Beşiktaş, yıllığı 2.5 milyon euro'dan 4 yıllık anlaşma yaptığı tecrübeli oyuncuya, İnönü Stadı'nda binlerce taraftarın önünde imza attıracak. Siyah-beyazlılar, Nihat'ın imzasını benzeri görülmemiş bir şova çevirerek, ezeli rakipleri F.Bahçe ve G.Saray'a mesaj verecek. Nihat ise "Çok heyecanlıyım, İnönü'ye çıkacağım anı sabırsızlıkla bekliyorum" dedi.
***
İmzayı attırdı!
İzmir'deki otelde yapılan ilk görüşmede Nihat, ne 'Evet' ne de 'Hayır' diyemedi Milli yıldız; Demirören'in ısrarı, eşinin de onayını aldıktan sonra teklifi kabul etti.

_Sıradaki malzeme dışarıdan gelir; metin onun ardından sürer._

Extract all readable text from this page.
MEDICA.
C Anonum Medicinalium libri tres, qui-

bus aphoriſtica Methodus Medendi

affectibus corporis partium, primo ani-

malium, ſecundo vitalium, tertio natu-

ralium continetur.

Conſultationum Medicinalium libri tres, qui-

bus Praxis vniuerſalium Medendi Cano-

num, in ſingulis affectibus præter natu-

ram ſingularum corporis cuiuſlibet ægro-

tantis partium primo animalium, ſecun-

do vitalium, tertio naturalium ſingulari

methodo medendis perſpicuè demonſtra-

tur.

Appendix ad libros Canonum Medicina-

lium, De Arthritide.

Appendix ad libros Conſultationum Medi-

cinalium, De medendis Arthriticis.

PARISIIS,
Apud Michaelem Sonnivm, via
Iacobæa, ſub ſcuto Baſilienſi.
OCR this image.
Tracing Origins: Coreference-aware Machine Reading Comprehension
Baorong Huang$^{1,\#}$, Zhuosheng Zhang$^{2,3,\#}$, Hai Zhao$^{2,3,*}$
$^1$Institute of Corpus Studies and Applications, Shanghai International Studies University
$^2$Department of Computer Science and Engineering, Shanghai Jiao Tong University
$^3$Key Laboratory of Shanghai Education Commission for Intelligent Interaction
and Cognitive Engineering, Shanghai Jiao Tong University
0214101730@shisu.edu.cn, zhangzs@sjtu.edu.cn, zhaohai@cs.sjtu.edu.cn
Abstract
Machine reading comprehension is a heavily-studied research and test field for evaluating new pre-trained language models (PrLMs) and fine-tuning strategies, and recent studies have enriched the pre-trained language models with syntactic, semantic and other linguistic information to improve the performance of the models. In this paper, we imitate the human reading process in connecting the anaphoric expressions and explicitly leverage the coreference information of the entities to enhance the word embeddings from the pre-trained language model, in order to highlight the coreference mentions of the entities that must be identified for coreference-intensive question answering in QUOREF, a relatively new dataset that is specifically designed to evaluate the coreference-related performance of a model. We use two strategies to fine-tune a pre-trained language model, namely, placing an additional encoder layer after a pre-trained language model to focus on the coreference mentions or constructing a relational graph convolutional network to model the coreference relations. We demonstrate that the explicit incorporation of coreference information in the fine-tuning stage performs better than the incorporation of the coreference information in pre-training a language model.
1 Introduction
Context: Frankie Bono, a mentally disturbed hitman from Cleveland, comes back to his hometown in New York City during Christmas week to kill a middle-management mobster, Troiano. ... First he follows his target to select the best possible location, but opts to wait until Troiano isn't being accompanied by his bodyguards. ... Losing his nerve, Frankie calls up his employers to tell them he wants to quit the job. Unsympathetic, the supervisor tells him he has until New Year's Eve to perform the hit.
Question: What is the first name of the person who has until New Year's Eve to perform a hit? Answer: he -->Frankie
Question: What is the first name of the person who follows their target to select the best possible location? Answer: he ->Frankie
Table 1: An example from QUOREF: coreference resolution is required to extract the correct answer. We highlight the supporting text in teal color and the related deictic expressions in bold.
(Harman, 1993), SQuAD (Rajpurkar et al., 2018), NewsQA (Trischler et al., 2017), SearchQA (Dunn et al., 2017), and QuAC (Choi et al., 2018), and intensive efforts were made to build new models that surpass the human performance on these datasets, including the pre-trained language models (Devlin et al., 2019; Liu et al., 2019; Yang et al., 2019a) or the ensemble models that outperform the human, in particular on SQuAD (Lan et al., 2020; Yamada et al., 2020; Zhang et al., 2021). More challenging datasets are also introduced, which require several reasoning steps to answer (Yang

FOTOMAÇ okuyanlar, Beşiktaş'ın Nihat Kahveci operasyonunu herkesten bir gün önce öğrenmenin ayrıcalığını yaşadı... Çarşamba günü öğlen yapılan ilk görüşmeden, gece yarısı 01.15'te biten operasyona, başkan Demirören'in Swissotel Grand Efes'in 9. katındaki "uğurlu" odasında atılan imzadan, patlatılan şampanyaya kadar
tüm detaylar Türk spor medyasının lideri FOTOMAÇ aracılığıyla bir gün önceden okurlara duyuruldu. Bugün de okuyucularımıza, bu transferin satır aralarında kalmış tüm detaylarını aktarıyoruz. İşte İzmir'de gerçekleşen müthiş transfer öyküsünün en ince ayrıntıları...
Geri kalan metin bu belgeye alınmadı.